L’ancien parlement a été réduit en cendres dans la nuit du 14 mai 2002, alors qu’il était en rénovation. Gelée par les difficultés financières du canton, la reconstruction n’a démarré que cinq ans plus tard. Le bureau lausannois Atelier Cube, dont Marc Collomb est associé fondateur, a séduit le jury avec le projet Rosebud, co-signé par les catalans Bonell et Gil. Atelier Cube avait conçu déjà les Archive cantonales, le «Batochimie» de l’Université de Lausanne, le Swiss Plasma Center de l’EPFL. Un style? «Nous ne sommes pas bavards, c’est sûr, commente l’architecte. Nous ne faisons pas étalage de matériaux, ni de dispositifs architecturaux. Nous visons la simplicité, privilégions l’espace et son usage.»

Mais la polémique sur le toit initial, son volume, sa forme et sa couleur, a fait rage. Les opposants, menés par Pierre-Antoine Hildbrand, le nouvel élu PLR de la Municipalité de Lausanne, ont arraché en 2012 sous la menace du référendum la modification du projet. Le toit devait être plus haut, de forme irrégulière et en inox étamé pour héberger une installation énergétique hi-tech. Il servira toujours de puits de lumière zénithal, mais ses pans sont devenus réguliers et il est recouvert de tuiles que l’architecte trouve trop claires.

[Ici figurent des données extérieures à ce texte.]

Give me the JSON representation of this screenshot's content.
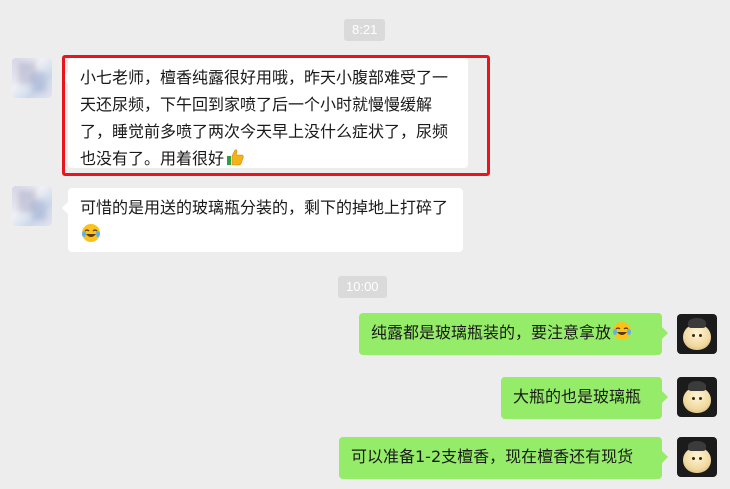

«C’est tout le paradoxe de ce projet»

Construire un parlement, c’est un mandat qui n’arrive qu’une fois dans la vie d’un architecte. Marc Collomb se dit fier d’avoir bâti la maison qui doit abriter «le dialogue de tous les citoyens». Mais l’histoire agitée du projet a laissé des traces chez celui qui dirige aussi l’Académie d’architecture de Mendrisio (TI). «Nous avons pourtant proposé divers modèles de toiture en terre cuite, d’autres couleurs, mais aucune discussion n’a plus été possible. C’est comme si l’on retirait à un architecte la capacité de faire sa proposition. Le dialogue constructif a manqué, c’est tout le paradoxe de ce projet.»

Voir notre galerie d’images: Visite dans les entrailles du pouvoir vaudois

Effets collatéraux

Encore en chantier, l’hémicycle permet déjà de voir comment fonctionnera le parlement. Les conseillers d’État restent au centre, face à la salle, selon la traditionnelle ordonnance du pouvoir vaudois. Les orateurs, qui s’étaient habitués à parler depuis leur place dans les locaux provisoires du palais de Rumine, devront à nouveau aller au pupitre. La réduction de volume du toit a eu pour effet collatéral de resserrer la salle elle-même. Il n’y aura plus qu’une allée centrale entre les élus, départageant gauche et droite en deux parties égales. Les journalistes sont les perdants du remaniement. Ils se mobilisent ces jours pour retrouver une place de plain-pied, alors qu’on veut les reléguer sur la tribune du public.

Les députés ont aussi exigé une charpente en bois suisse. Le mandat public a été attribué au député-charpentier Pierre Volet, plus avantageux. C’est toutefois le montage de ses panneaux en Allemagne qui lui a permis de battre son concurrent. Avec le surcoût dû au réaménagement du sous-sol après la découverte d’une peinture médiévale, le prix du nouveau parlement vaudois se monte à 25 millions de francs.